Eine einfache Antwort bzw. ein eindeutiges „Schwarz“ oder „Weiß“ gibt es zu diesem Fragenkomplex leider nicht. Ich vertrete die Meinung, dass jeder Mensch in unserer Solidargemeinschaft ein Recht auf gleiche Grundbedingungen, gleiche Grundrechte und -pflichten haben muss. Soviel zu Theorie. Nun meine Gegenfragen mit noch zahlreichen Erweiterungsmöglichkeiten:

Was ist mit dem 55-jährigen Arbeitnehmer, der nach zahlreichen Jahren an Arbeit und Einzahlungen in das Solidarsystem unverschuldet arbeitslos wird und keine Anstellung mehr findet?

Wie geht man mit der alleinerziehenden Mutter um, die noch nicht die Gelegenheit hatte, Sozialabgaben zu erbringen?

Was ist mit dem Rebellen, der sich dem Arbeitsmarkt bewusst verweigert und das Sozialsystem ausnutzt?
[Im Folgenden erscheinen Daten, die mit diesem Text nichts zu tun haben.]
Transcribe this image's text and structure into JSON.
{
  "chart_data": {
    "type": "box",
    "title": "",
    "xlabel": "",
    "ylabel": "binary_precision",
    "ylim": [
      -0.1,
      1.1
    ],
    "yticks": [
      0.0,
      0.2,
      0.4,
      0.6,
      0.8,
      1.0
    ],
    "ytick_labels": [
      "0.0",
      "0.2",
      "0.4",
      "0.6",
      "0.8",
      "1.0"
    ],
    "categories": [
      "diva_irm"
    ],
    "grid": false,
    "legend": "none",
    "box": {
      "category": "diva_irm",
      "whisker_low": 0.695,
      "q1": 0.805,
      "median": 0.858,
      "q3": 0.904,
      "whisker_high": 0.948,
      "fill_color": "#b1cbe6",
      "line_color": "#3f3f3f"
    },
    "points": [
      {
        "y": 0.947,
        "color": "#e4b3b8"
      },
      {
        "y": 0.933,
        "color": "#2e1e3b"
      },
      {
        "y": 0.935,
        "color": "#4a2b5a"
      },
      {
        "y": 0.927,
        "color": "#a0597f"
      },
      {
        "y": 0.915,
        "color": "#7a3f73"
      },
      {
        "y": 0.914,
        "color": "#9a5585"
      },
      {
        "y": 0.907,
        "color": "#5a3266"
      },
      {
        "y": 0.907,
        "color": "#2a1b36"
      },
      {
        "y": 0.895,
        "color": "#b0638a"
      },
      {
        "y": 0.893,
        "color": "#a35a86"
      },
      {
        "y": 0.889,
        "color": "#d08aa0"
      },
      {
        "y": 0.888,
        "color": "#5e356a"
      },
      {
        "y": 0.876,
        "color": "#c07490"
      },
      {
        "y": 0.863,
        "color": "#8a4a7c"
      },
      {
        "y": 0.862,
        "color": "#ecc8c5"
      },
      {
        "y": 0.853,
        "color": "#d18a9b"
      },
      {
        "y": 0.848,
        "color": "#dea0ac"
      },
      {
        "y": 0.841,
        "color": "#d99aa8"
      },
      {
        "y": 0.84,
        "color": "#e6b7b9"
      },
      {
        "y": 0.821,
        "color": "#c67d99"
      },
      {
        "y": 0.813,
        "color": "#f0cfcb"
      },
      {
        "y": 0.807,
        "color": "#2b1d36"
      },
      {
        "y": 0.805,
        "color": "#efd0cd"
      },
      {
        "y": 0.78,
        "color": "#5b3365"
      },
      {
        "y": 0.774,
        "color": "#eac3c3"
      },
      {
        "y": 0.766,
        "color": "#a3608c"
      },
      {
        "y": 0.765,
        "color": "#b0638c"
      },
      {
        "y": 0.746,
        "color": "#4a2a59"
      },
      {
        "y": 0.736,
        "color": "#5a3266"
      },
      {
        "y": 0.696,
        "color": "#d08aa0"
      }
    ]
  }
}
Ist es gerecht, wenn wir alle ungeachtet der Vorgeschichte gleichbehandeln und pauschal sagen, das ALG II muss angehoben werden und Sanktionen sollen abgeschafft werden?

Ist es gerecht, dass Menschen eine Vollzeitarbeit ausführen und dann noch mit ALG II aufstocken müssen?

Ich bin der Meinung, es bedarf einer dringenden grundlegenden Reform dieses Themenkomplexes, um Gerechtigkeit zumindest annähernd zu erreichen.